Personal data protection in an educational institution consists of the following measures:
- upon receipt of confidential information, written consent from the PD owner is required for their processing, as well as for the possibility of transferring this data to third parties within the framework of the current legislation and in the volumes necessary to fulfill its requirements and implement the work process in an educational institution;
- during the storage of PD, it is required to issue an order on the responsible persons from among the personnel who will have access to these documents, including private data that cannot be disclosed.
An employer (head of an educational institution) is a legal entity that is responsible for the confidentiality of data received for processing within the framework of an employment relationship. It should be in charge of the corresponding logs of the control internal and outgoing accounting of personal data, containing, in addition to the inventory of confidential documents, the procedure for their removal from storage and transfer to third parties.

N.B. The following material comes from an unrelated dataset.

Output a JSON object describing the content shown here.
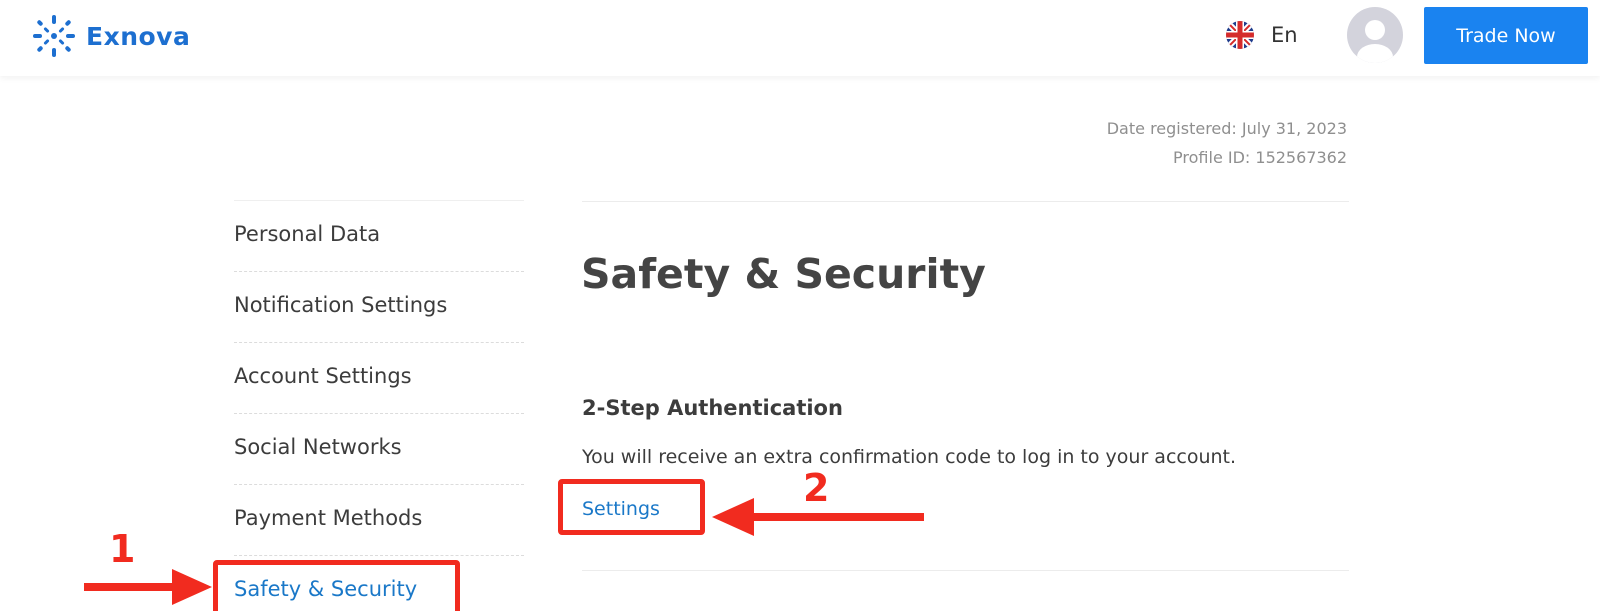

These persons include both representatives of various legal entities and state control and supervisory bodies, law enforcement agencies, and representatives of the judicial system.
The Log itself for internal access to personal data (the name is conditional and not subject to regulation separately, the main thing is that it is accurately indicated in the reporting documentation) should contain:
- dates of workflow of personal files (issue-return);
- term of use;
- the purposes for which the document was issued;
- the list of issued documents itself.
An employee who works with the personal file of another employee, in no case has the right to make any changes to the document.
The educational institution must keep a register of the external circulation of personal data of employees, containing all incoming requests, information about who sent this request to the institution, the date of the beginning of the document flow in the case or a note of refusal to issue the information of interest, and also indicate the specific information transmitted.
A high-quality personal data accounting system requires periodic checks of the availability of personal files and other carriers of confidential personal information, the establishment of a clear document flow procedure.